The menu is split into six sections: bar snacks, salads, small plates, large plates, burgers, and pizza. The pizza comes from a wood-burning oven wrapped in red brick tucked into a back corner of the restaurant. Across from it, a large, stainless-steel tap room revealed dozens of silver kegs each time the door was opened.

More than 40 draft and bottled beers, plus a short list of daily specials, are listed on chalkboards hung behind a black-topped bar in between two flat-screen televisions broadcasting the night's games. Walls are lined with slate-gray tiles and eight-foot-tall rectangular windows. The manufactured vintage look seems to be mandatory at gastropubs, and the Tipsy Boar has a few such touches in the brick oven and the chalkboard but doesn't overdo it.

Another must-have in the gastropub formula is pork belly — and this ingredient is scattered throughout the Tipsy Boar's menu. We steered away from the pork belly caesar salad and instead chose pork belly sliders ($10). Three two-bite sandwiches each came with a thick slice of pork belly; crispy, creamy Southern slaw; and a julienne of green apple whose tart, sweet flavor was the perfect foil for the fatty meat.

A duck confit pizza ($13), topped with narrow slices of Brie cheese and a generous amount of torn duck meat atop sweet, creamy mascarpone cheese and caramelized onions, arrived blistering-hot from the oven. The crust was near-perfect.

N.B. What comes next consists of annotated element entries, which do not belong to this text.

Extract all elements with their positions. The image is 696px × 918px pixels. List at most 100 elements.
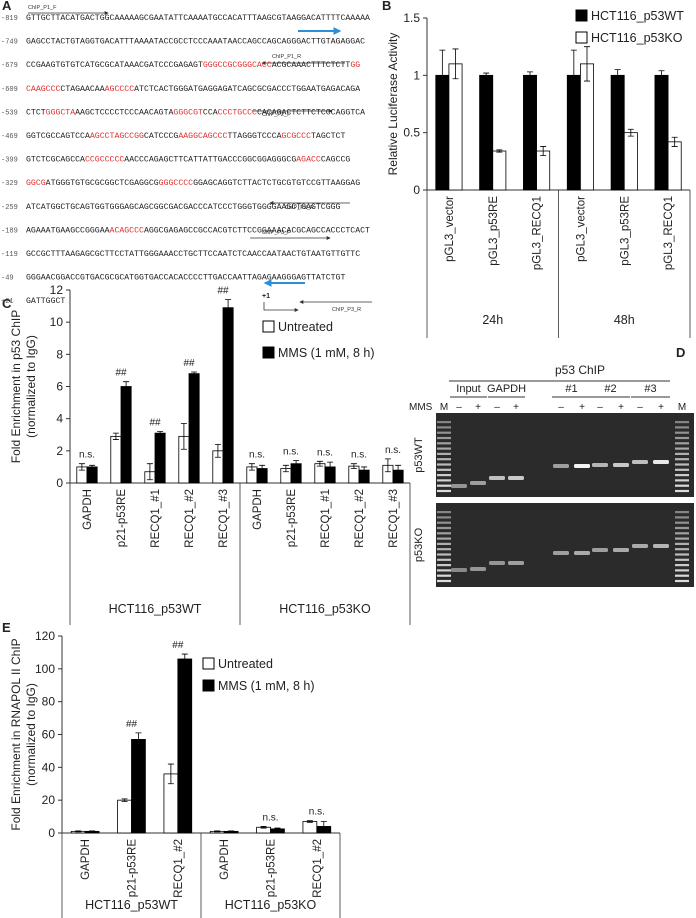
ladder-band	[675, 542, 689, 545]
significance-label: n.s.	[309, 807, 325, 818]
gel-band	[632, 460, 648, 464]
bar	[188, 373, 200, 484]
sequence-segment: CCA	[203, 108, 218, 117]
gel-row-label: p53WT	[413, 437, 425, 473]
sequence-segment: ACAGCCC	[110, 226, 144, 235]
sequence-position: -679	[1, 62, 18, 70]
error-bar	[135, 732, 142, 747]
primer-label: ChIP_P1_F	[28, 5, 57, 11]
y-tick-label: 10	[50, 315, 64, 329]
error-bar	[671, 136, 678, 147]
error-bar	[123, 381, 130, 392]
sequence-segment: TTAGGGTCCCA	[227, 132, 281, 141]
error-bar	[327, 461, 334, 473]
x-tick-label: GAPDH	[80, 839, 92, 880]
gel-band	[451, 484, 467, 488]
sequence-segment: GTTGCTTACATGACTGGCAAAAAGCGAATATTCAAAATGC…	[26, 14, 370, 23]
bar	[131, 739, 146, 834]
significance-label: n.s.	[385, 445, 401, 456]
ladder-band	[675, 532, 689, 535]
ladder-band	[437, 511, 451, 514]
group-label: HCT116_p53WT	[85, 898, 178, 912]
sequence-segment: CATCCCG	[144, 132, 178, 141]
error-bar	[259, 464, 266, 473]
sequence-position: -49	[1, 275, 14, 283]
sequence-segment: CAAGCCC	[26, 85, 60, 94]
lane-label: GAPDH	[487, 383, 526, 395]
legend-label: Untreated	[218, 657, 273, 671]
y-tick-label: 0	[413, 183, 420, 197]
bar	[523, 74, 537, 191]
x-tick-label: RECQ1_#2	[184, 489, 196, 548]
ladder-band	[675, 558, 689, 561]
significance-label: n.s.	[351, 450, 367, 461]
legend-swatch	[262, 320, 275, 333]
sequence-segment: GGCG	[26, 179, 46, 188]
error-bar	[157, 431, 164, 436]
ladder-band	[675, 474, 689, 477]
sequence-position: -749	[1, 39, 18, 47]
sequence-position: -539	[1, 109, 18, 117]
ladder-band	[437, 537, 451, 540]
ladder-band	[437, 569, 451, 572]
significance-label: n.s.	[317, 447, 333, 458]
sequence-segment: CTCT	[26, 108, 46, 117]
y-tick-label: 1	[413, 68, 420, 82]
sequence-position: -259	[1, 204, 18, 212]
y-tick-label: 0.5	[403, 126, 420, 140]
sequence-segment: GGGCGT	[173, 108, 203, 117]
error-bar	[583, 46, 590, 82]
panel-label: B	[382, 0, 391, 13]
marker-label: M	[440, 402, 448, 413]
gel-band	[653, 544, 669, 548]
y-tick-label: 100	[35, 662, 55, 676]
error-bar	[228, 830, 235, 833]
error-bar	[181, 653, 188, 665]
x-tick-label: RECQ1_#2	[173, 839, 185, 898]
bar	[536, 150, 551, 191]
ladder-band	[437, 426, 451, 429]
significance-label: ##	[217, 286, 229, 297]
x-tick-label: GAPDH	[82, 489, 94, 530]
y-tick-label: 120	[35, 629, 55, 643]
sequence-segment: ATCATGGCTGCAGTGGTGGGAGCAGCGGCGACGACCCATC…	[26, 203, 341, 212]
ladder-band	[675, 426, 689, 429]
error-bar	[146, 463, 153, 481]
tss-label: +1	[262, 293, 270, 300]
ladder-band	[437, 579, 451, 583]
sequence-segment: AGGCGAGAGCCGCCACGTCTTCCGGAAACACGCAGCCACC…	[144, 226, 370, 235]
ladder-band	[437, 463, 451, 466]
error-bar	[316, 460, 323, 467]
gel-band	[489, 476, 505, 480]
sequence-line: GTTGCTTACATGACTGGCAAAAAGCGAATATTCAAAATGC…	[26, 14, 370, 23]
error-bar	[78, 463, 85, 471]
error-bar	[191, 371, 198, 376]
significance-label: ##	[126, 719, 138, 730]
treatment-sign: +	[475, 402, 481, 413]
ladder-band	[675, 452, 689, 455]
error-bar	[293, 460, 300, 468]
sequence-segment: GGAGCAGGTCTTACTCTGCGTGTCCGTTAAGGAG	[193, 179, 360, 188]
panel-label: A	[2, 0, 12, 13]
ladder-band	[675, 564, 689, 567]
ladder-band	[437, 431, 451, 434]
ladder-band	[437, 458, 451, 461]
lane-label: Input	[456, 383, 480, 395]
ladder-band	[437, 468, 451, 471]
x-tick-label: RECQ1_#2	[354, 489, 366, 548]
significance-label: ##	[149, 418, 161, 429]
legend-label: MMS (1 mM, 8 h)	[218, 679, 315, 693]
tss-arrow	[263, 302, 299, 312]
gel-title: p53 ChIP	[555, 363, 605, 377]
primer-label: ChIP_P2_F	[262, 112, 291, 118]
ladder-band	[675, 463, 689, 466]
sequence-line: GATTGGCT	[26, 297, 65, 306]
sequence-segment: GG	[350, 61, 360, 70]
treatment-sign: +	[513, 402, 519, 413]
x-tick-label: RECQ1_#1	[150, 489, 162, 548]
sequence-line: AGAAATGAAGCCGGGAAACAGCCCAGGCGAGAGCCGCCAC…	[26, 226, 370, 235]
error-bar	[627, 128, 634, 137]
panel-label: E	[2, 620, 11, 635]
ladder-band	[675, 479, 689, 482]
bar	[177, 658, 193, 834]
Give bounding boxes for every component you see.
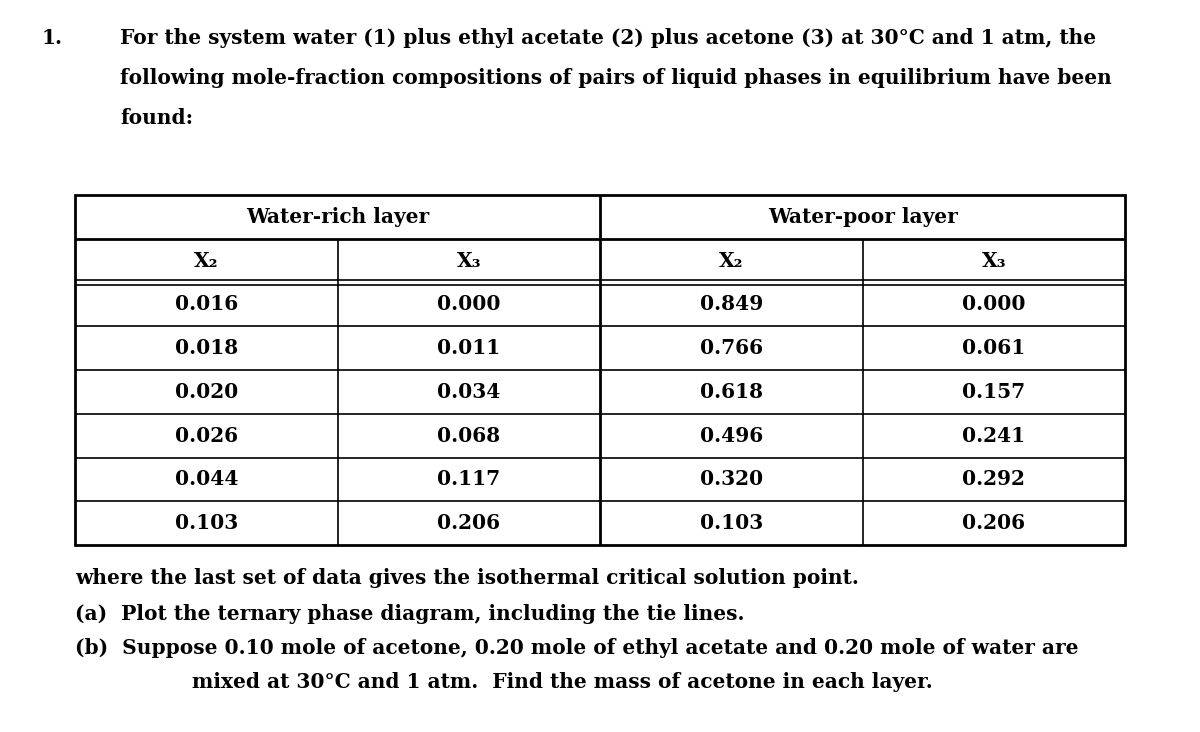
- Text: 0.766: 0.766: [700, 338, 763, 358]
- Text: 1.: 1.: [42, 28, 64, 48]
- Text: 0.026: 0.026: [175, 425, 238, 446]
- Text: Water-rich layer: Water-rich layer: [246, 207, 430, 227]
- Text: 0.206: 0.206: [437, 513, 500, 533]
- Text: 0.103: 0.103: [175, 513, 238, 533]
- Text: 0.320: 0.320: [700, 469, 763, 490]
- Text: 0.292: 0.292: [962, 469, 1025, 490]
- Text: 0.044: 0.044: [174, 469, 238, 490]
- Text: X₃: X₃: [982, 250, 1006, 271]
- Text: 0.206: 0.206: [962, 513, 1025, 533]
- Text: X₂: X₂: [719, 250, 744, 271]
- Text: 0.020: 0.020: [175, 382, 238, 402]
- Text: (a)  Plot the ternary phase diagram, including the tie lines.: (a) Plot the ternary phase diagram, incl…: [74, 604, 744, 624]
- Text: 0.016: 0.016: [175, 294, 238, 314]
- Text: 0.849: 0.849: [700, 294, 763, 314]
- Text: (b)  Suppose 0.10 mole of acetone, 0.20 mole of ethyl acetate and 0.20 mole of w: (b) Suppose 0.10 mole of acetone, 0.20 m…: [74, 638, 1079, 658]
- Text: 0.117: 0.117: [437, 469, 500, 490]
- Text: 0.068: 0.068: [437, 425, 500, 446]
- Text: 0.018: 0.018: [175, 338, 238, 358]
- Text: 0.157: 0.157: [962, 382, 1025, 402]
- Text: found:: found:: [120, 108, 193, 128]
- Text: 0.011: 0.011: [437, 338, 500, 358]
- Bar: [74, 195, 1126, 545]
- Text: following mole-fraction compositions of pairs of liquid phases in equilibrium ha: following mole-fraction compositions of …: [120, 68, 1111, 88]
- Text: Water-poor layer: Water-poor layer: [768, 207, 958, 227]
- Text: X₃: X₃: [456, 250, 481, 271]
- Text: 0.000: 0.000: [962, 294, 1026, 314]
- Text: 0.241: 0.241: [962, 425, 1025, 446]
- Text: For the system water (1) plus ethyl acetate (2) plus acetone (3) at 30°C and 1 a: For the system water (1) plus ethyl acet…: [120, 28, 1096, 48]
- Text: 0.496: 0.496: [700, 425, 763, 446]
- Text: 0.000: 0.000: [437, 294, 500, 314]
- Text: 0.061: 0.061: [962, 338, 1025, 358]
- Text: mixed at 30°C and 1 atm.  Find the mass of acetone in each layer.: mixed at 30°C and 1 atm. Find the mass o…: [150, 672, 932, 692]
- Text: 0.618: 0.618: [700, 382, 763, 402]
- Text: where the last set of data gives the isothermal critical solution point.: where the last set of data gives the iso…: [74, 568, 859, 588]
- Text: 0.103: 0.103: [700, 513, 763, 533]
- Text: X₂: X₂: [194, 250, 218, 271]
- Text: 0.034: 0.034: [437, 382, 500, 402]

We tried to order a stuffed turkey burger only to learn it was no longer available. In fact, much of the menu seemed to be in flux. Though the Tipsy Boar opened in mid-January, Sardelli and his chef are still tweaking some items. So many were unavailable on one visit that we found ourselves frustrated with a polite, apologetic waitress. "Tell us what you do have," we had to say. There's a turkey burger, but we opted for chicken and waffles ($12). Two golden-fried, bone-in chicken thighs had a peppery spice with just a hint of rosemary in the breading. Two square waffles had a sweet, crunchy outside with a pleasantly dense inside with the rich cinnamon flavor of the apple-cider doughnuts that any Northeastern transplant will remember from fall apple picking.

Like the lobster mac and cheese, lobster corn dogs ($12) came with plenty of meat, yet the cornmeal casing that should have been fluffy and slightly sweet was a gummy, bland mess. Unwilling to waste good lobster, my guest and I undertook the slightly impolite task of freeing each bit of lobster from its "corn dog" shell.

Sardelli said the changing menu is simply a new restaurant adjusting and getting into a groove. Dishes we didn't try, like sweet and spicy shrimp tacos and a bacon cheddar cheeseburger, have been selling well and will remain on the menu.

"We want to constantly be changing the menu," Sardelli said. "That's the whole fun of it — you see what works; you see what doesn't work. That's what a real chef does."

Young professionals can be stoked that there's finally a cool restaurant in Hollywood — a city that's always had an intriguing assortment of ethnic joints and traditional establishments, not to mention a wonderful absence of chains but nothing that could be described as trendy. And yet, the Tipsy Boar isn't just hipster-friendly. On a weeknight, we found a group of late-20-somethings tossing back beers at the bar, singing with the music, and celebrating a friend's birthday. A few stools away, three professionally dressed women who looked to be in their mid-30s sipped a postwork glass of wine.

Despite an aggressive, decadelong redevelopment program and a constant influx of new restaurants, downtown Hollywood has always felt empty on weeknights and not quite as full as it should be on weekends.

"Right now, it's pretty much stagnant," Blum said, assessing his homecoming. He lauded weekly food-truck roundups at Arts Park (though some restaurateurs have complained it steals their business), saying that anything to bring more attention to the area is a good thing. But otherwise, Hollywood is "exactly where it was a decade ago — there are more buildings but no more traffic flow."

With the Tipsy Boar, South Floridians finally have a good reason to get off I-95 in between Miami and Fort Lauderdale and explore.